A typical break-point chlorination curve is obtained by plotting the concentration of free chlorine (in mg/L) against the dose of chlorine added (in mg/L). Here are the various stages of the curve:

- Zone 1: Initially, free chlorine concentration falls rapidly as chlorine is used to react with organic and inorganic matter in the water (chlorine demand).

- Zone 2: Then, free chlorine concentration reaches a plateau (saturation), indicating that all chlorine demand has been met.

- Zone 3: When the chlorine dose continues to increase beyond this plateau, a rapid increase in free chlorine concentration is observed, marking the breakpoint.

- Break-point: This is the point at which the concentration of free chlorine begins to rise rapidly and exponentially. This indicates that excess chlorine has become available for disinfection.

Importance of the Break-Point method

- Efficiency: This method ensures that the water is disinfected, with total elimination of pathogenic microorganisms.

- Control of free chlorine concentration: After the breakpoint, excess free chlorine is controlled to prevent over-chlorination (which can be harmful to health or the environment).

Table 7. Chlorination dosage cuve

Figure 4. Chlorination dosage curve

Explanation of curve zones

Zone 1 (from 1mg/L to 2mg/L Chlorine demand): Initially, the water contains organic and inorganic matter that consumes the added chlorine. The concentration of free chlorine is low.

Zone 2 (from 2mg/L to 4.5 mg/L Saturation): Chlorine demand is saturated, and the concentration of free chlorine no longer changes significantly. At this stage, the amount of excess chlorine is still insufficient to ensure complete disinfection.
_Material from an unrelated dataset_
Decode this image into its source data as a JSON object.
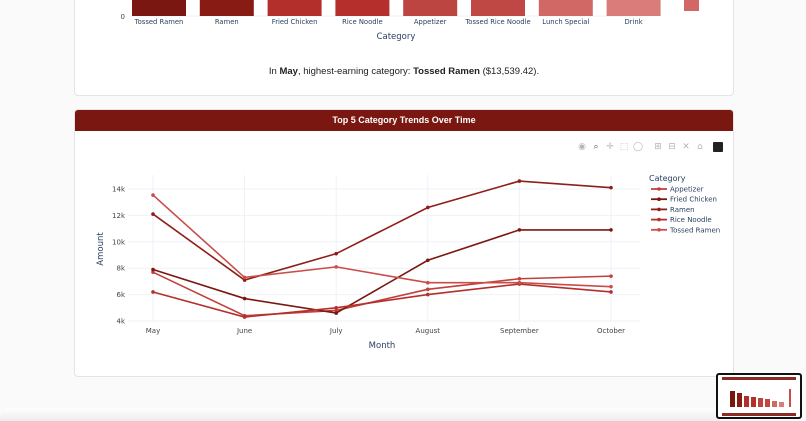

Zone 3 (from 4.5 mg/L to 6 mg/L Break-point): The addition of excess chlorine leads to the destruction of intermediate compounds such as chloramines and an increase in the concentration of free chlorine. This is where effective disinfection begins.

Chlorination treatment of drinking water using the break-point method is a well-established technique for guaranteeing water disinfection, ensuring that excess free chlorine remains available to kill pathogens. The chlorination curve, showing the different phases of the reaction of chlorine with the substances present in the water, makes it possible to determine the exact moment when the water reaches optimum disinfection.

In my research, I suggest using a chlorine dose of at least 5 mg/L to eliminate pathogens, so that people can drink the water in complete safety.

6. Conclusions

According to the results of analyses carried out during both the dry and rainy seasons, water quality is satisfactory in terms of physical parameters, despite temperatures exceeding 25°C. As for chemical parameters, concentrations are in line with the standards required for water intended for human consumption, despite low concentrations of certain elements such as calcium and magnesium. As for microbiological parameters, the water is microbially contaminated, requiring treatment before use. I therefore recommend the use of chlorination as a method of pathogen disinfection, applying optimal doses of between 4.5 mg/L and 5 mg/L, to guarantee the population safe drinking water in both seasons.